Republicans who once bit their tongues or limited their criticism of Cheney to the cocktail circuit are starting to go public. Associates from Cheney’s days as defense secretary under President George H.W. Bush say they don’t understand him.

“I consider Cheney a good friend; I’ve known him for 30 years. But Dick Cheney I don’t know anymore,” Brent Scowcroft, national security adviser to the elder Bush, told The New Yorker magazine in a recent article that detailed Scowcroft’s disagreements with the current president.

In another high-profile break with the administration, Larry Wilkerson, who served as chief of staff under former Secretary of State Colin Powell, accused Cheney and Defense Secretary Donald H. Rumsfeld of leading a secretive “cabal” that hijacked foreign policy.

Fair or not, the torrent of criticism has damaged Cheney’s ability to serve as an administration spokesman.

“When was the last time he went on the Sunday talk shows?

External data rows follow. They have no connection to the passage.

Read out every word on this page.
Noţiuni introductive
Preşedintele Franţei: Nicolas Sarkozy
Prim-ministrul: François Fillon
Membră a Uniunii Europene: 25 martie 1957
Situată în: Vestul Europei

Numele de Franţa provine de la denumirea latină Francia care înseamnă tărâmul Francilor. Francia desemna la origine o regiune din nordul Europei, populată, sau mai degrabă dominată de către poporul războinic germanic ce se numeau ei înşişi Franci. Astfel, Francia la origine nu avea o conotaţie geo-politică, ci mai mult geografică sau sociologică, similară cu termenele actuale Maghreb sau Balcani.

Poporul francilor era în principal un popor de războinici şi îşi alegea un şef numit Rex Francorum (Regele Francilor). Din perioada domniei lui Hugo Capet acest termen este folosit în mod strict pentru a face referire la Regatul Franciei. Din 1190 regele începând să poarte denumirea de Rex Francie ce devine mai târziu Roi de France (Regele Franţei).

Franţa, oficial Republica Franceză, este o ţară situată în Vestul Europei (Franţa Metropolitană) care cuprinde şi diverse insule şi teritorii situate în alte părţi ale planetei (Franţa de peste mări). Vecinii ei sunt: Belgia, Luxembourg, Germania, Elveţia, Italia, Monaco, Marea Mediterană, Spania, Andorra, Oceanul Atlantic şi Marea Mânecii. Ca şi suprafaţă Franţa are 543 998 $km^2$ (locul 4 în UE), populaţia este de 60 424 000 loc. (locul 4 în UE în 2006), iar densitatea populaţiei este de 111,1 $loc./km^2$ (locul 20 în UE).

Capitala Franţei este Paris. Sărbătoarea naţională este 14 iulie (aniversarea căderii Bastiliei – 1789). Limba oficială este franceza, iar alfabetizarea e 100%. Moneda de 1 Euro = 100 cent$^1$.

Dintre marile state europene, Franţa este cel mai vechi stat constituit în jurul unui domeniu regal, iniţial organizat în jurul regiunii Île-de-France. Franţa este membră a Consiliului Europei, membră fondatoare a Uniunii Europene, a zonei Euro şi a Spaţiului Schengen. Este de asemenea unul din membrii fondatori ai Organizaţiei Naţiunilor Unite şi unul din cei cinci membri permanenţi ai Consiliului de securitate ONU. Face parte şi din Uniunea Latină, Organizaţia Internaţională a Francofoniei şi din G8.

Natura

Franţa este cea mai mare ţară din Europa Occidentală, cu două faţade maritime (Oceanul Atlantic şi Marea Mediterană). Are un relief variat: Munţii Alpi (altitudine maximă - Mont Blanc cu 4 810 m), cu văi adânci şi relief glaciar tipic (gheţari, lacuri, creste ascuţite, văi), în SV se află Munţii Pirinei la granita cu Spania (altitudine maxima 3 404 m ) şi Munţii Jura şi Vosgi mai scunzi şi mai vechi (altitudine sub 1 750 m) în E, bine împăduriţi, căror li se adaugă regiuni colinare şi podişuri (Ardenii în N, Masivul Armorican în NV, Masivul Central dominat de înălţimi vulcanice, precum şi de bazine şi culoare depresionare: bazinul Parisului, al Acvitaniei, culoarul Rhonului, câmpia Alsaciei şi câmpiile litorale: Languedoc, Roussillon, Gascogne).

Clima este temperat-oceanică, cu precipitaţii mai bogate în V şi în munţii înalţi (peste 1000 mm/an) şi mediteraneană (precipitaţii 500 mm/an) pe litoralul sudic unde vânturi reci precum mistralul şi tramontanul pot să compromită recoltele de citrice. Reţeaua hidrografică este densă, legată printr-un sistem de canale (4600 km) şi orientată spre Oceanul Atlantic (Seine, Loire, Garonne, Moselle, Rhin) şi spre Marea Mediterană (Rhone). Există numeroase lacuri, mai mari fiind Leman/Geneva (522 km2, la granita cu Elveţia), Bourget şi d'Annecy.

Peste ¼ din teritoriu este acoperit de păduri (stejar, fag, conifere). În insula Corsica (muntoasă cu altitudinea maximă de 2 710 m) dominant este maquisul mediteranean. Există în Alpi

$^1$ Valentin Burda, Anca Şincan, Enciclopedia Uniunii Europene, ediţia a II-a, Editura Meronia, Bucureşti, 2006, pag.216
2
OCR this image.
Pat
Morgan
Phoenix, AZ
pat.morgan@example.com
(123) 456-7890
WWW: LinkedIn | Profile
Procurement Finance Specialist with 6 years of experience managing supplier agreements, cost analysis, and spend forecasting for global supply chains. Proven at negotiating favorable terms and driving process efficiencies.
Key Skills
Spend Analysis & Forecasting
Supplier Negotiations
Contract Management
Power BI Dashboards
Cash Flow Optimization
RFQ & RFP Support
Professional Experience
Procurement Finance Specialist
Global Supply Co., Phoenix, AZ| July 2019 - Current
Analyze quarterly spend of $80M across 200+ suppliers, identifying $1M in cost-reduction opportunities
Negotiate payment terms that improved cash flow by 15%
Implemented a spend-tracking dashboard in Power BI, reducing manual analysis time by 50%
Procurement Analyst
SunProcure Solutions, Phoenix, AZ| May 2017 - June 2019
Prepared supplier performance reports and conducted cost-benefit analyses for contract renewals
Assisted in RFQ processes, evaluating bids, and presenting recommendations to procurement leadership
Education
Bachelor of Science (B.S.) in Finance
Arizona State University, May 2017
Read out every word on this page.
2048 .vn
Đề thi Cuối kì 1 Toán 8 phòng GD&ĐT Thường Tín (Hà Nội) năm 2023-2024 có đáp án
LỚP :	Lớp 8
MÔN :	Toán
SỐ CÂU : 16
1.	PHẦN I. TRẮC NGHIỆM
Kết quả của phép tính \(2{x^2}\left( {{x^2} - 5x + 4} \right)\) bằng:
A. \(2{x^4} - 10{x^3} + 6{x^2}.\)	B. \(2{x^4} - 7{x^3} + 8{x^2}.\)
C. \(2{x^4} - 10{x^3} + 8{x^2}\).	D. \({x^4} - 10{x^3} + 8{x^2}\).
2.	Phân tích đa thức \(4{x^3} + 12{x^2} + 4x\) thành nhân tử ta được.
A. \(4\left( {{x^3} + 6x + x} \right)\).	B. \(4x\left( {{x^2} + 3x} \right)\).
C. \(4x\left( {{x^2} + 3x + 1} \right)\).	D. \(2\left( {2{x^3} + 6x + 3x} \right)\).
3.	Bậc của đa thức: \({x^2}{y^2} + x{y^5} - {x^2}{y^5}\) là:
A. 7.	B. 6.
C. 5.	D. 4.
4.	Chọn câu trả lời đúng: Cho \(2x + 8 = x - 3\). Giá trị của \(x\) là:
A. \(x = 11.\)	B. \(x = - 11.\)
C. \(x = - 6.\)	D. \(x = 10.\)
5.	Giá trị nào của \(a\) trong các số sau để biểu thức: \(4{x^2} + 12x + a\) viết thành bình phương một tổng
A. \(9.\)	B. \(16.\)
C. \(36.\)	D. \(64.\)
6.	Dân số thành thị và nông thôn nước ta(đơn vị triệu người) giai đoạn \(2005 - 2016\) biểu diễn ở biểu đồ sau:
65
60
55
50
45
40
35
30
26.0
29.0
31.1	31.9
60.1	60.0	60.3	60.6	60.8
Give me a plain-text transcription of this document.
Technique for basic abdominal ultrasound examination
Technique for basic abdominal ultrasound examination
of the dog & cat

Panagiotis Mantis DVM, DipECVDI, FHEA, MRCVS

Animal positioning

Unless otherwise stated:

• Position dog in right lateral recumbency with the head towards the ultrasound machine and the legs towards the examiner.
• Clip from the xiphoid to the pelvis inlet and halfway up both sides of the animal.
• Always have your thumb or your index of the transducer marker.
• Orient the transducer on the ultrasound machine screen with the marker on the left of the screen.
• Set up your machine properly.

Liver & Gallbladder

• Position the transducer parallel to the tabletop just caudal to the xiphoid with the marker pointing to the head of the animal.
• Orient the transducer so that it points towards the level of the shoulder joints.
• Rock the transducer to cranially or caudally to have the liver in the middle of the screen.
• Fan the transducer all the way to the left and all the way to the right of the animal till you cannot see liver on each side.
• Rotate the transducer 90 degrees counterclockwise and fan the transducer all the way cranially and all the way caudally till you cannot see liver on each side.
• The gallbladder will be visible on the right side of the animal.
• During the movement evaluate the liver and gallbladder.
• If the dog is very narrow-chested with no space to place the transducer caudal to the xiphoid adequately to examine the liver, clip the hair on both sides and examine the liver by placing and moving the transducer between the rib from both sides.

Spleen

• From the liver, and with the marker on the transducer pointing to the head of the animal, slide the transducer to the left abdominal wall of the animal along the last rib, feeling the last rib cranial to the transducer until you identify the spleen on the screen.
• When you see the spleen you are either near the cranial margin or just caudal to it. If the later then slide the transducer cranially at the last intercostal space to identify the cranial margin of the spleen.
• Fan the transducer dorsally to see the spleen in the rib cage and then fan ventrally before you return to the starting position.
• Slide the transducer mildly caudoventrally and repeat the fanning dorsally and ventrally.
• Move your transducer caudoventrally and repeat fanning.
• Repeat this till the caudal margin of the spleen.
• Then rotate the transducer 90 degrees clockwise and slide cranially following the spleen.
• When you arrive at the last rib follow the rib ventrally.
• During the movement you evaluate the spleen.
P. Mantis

He increasingly seems limited to Rush Limbaugh or campaign appearances,” said Joel Goldstein, a law professor at St. Louis University who specializes in the role of vice presidents.

Other administration officials, mostly notably Secretary of State Condoleezza Rice, are pushing back against some of Cheney’s hard-line views. Cheney’s press for a CIA exemption from the ban on inhumane interrogation techniques is meeting strong resistance at the State Department and from officials in the intelligence community who are convinced not only that torture yields bad information but also that permitting it injures America’s image around the world.

A Republican consultant who insisted on anonymity to avoid an open break with the White House said Cheney also had lost influence on Capitol Hill.

“He’s the wrong messenger,” the operative said. “He’s really dropped off the planet up there.”